In the 1930s, Harland Sanders, the founder of KFC, maintained a service station in Corbin, Kentucky, serving hungry travellers. In 1935, his cooking had become well-known, and Governor Ruby Laffoon named him a Kentucky Colonel (the highest honour the state can award) in recognition of his contribution.
Sanders shifted his business to the opposite side of the road to boost capacity as more people came in merely to eat. By the early 1950s, he’d mastered the secret blend of herbs and spices that KFC still uses today. He also franchised his restaurant concept, and it was a franchisee from Phoenix, Arizona, named Dave Harman, who came up with the company’s famous motto.

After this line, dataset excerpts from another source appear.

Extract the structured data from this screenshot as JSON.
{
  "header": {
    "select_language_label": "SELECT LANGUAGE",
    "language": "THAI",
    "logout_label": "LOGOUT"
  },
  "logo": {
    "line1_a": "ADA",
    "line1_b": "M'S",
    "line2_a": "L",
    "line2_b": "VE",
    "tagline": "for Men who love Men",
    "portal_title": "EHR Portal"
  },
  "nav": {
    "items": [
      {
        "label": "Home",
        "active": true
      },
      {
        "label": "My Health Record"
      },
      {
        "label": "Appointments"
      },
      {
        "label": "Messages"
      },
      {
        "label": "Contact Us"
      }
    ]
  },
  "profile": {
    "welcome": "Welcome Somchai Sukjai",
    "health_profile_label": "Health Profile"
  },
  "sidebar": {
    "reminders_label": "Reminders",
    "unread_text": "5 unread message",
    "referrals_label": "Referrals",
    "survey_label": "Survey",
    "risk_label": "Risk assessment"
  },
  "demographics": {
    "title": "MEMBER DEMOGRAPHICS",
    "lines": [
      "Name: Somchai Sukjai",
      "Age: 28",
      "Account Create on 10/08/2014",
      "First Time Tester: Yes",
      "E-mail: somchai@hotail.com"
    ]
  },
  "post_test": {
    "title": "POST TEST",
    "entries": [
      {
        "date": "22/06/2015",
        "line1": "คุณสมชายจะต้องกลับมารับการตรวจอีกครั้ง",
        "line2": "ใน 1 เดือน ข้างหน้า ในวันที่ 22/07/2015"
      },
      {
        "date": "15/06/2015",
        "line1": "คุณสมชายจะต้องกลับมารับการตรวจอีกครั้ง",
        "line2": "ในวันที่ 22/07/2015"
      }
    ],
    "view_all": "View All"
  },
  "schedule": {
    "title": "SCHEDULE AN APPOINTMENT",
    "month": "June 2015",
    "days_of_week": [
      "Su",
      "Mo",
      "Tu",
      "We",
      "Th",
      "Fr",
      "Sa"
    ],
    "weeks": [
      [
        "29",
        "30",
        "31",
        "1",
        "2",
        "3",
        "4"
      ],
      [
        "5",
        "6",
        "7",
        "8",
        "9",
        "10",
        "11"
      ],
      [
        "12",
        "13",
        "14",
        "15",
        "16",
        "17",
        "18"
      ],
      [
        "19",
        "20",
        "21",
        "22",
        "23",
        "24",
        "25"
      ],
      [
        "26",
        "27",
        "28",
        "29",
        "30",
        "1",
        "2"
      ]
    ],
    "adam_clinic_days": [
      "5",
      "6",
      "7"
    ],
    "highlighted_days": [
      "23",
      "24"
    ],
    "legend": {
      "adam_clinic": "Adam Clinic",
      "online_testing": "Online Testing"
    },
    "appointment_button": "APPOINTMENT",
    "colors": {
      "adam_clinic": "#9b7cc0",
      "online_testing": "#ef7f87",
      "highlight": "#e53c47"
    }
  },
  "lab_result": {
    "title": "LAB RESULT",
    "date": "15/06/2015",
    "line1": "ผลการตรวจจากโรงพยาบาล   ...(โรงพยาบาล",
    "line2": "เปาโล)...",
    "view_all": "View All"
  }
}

Harman did TV commercials for his restaurant in the afternoons between movies, but due to a stroke, he was unable to talk coherently, so his restaurant manager, Ken Harbough, stepped in to perform the ads instead. Because Harman still wanted to be in the commercials, he would join Harbough to the TV station and bring a platter of chicken to dine in the background while the commercials were being shot. However, when one of the commercials aired, a woman called the TV station, yelling loudly, “Mr Harman is licking his fingers!” According to folklore, Harbough responded spontaneously, “Well, it’s finger-lickin’ good.”
By the 1960s, the corporation had adopted the slogan on a nationwide level. The catchphrase, along with an illustrated head and shoulders photo of the Colonel, quickly became part of the franchise’s branding, and both the phrase and Sanders’ image have since become synonymous with the brand.